As Troyat points out, Chekhov "drew the line at glorifying the 'holy Russian muzhik.' " He knew better; his grandfather was a peasant and his father an incompetent grocer and religious fanatic who spent most of his time praying, preaching and beating his six children. The family lived in Taganrog, a small port, a "deaf town," on the Sea of Azov, and as soon as they were able, the young Chekhovs were put to work in the unheated shop. On Sundays they were made to stand for hours in church. Wrote the author years later: "When I was a child I had no childhood."

His compensation was the gift of humor. It buffered him from harsh experience and provided the equanimity evident in his work both as a writer and a physician. Medicine suited his compassionate temperament and the need for a career to support his family after his father became a bankrupt and a drunk. Chekhov never shirked this responsibility; it became one reason not to start a family of his own. The other, more powerful rationale was his attraction to writing. In this matter, Troyat is particularly poignant, one might even say Chekhovian: "What was a woman to him, no matter how desirable, when his life was all pen and paper?"

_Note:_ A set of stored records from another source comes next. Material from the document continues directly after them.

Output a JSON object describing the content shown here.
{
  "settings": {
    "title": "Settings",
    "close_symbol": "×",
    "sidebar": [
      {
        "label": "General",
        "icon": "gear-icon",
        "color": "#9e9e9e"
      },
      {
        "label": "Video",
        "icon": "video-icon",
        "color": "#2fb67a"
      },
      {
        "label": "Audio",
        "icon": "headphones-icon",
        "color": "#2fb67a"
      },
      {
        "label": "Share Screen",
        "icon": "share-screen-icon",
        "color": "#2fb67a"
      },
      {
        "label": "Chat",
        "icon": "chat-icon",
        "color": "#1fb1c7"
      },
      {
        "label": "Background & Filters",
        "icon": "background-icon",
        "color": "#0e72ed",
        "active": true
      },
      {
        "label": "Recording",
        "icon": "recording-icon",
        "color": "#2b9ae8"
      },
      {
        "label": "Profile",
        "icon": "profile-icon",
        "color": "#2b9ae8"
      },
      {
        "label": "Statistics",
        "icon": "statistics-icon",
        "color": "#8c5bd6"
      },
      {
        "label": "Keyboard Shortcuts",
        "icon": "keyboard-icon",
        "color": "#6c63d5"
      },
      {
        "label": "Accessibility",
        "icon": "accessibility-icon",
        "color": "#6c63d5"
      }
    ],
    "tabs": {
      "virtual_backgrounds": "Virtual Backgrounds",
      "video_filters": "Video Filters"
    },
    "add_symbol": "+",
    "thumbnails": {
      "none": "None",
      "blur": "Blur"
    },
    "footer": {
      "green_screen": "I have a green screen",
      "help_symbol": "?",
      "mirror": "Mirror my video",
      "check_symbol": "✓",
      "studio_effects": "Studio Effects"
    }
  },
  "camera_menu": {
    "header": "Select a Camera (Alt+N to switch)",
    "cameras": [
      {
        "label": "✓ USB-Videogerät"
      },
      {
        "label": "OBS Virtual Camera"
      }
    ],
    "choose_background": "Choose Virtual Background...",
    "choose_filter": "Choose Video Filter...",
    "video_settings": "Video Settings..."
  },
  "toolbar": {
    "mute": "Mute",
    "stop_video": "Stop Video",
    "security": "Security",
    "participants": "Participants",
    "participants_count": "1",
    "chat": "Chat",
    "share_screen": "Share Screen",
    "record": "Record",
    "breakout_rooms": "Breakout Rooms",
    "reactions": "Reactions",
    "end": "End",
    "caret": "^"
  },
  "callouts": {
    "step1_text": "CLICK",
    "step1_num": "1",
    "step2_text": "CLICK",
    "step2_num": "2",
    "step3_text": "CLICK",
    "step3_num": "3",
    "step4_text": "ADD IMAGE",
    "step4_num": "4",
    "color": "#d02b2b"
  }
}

Mozart once wrote that he composed music as effortlessly as a cow urinates. Chekhov was more genteel about his own fluency. "I wrote serenely, as if eating bliny," he says, and elsewhere picks up an ashtray and offers to have a story about it ready for the next day. Editors of Russia's literary journals appreciated this facility and Chekhov's acceptance of editing to satisfy Czar Alexander III's censors.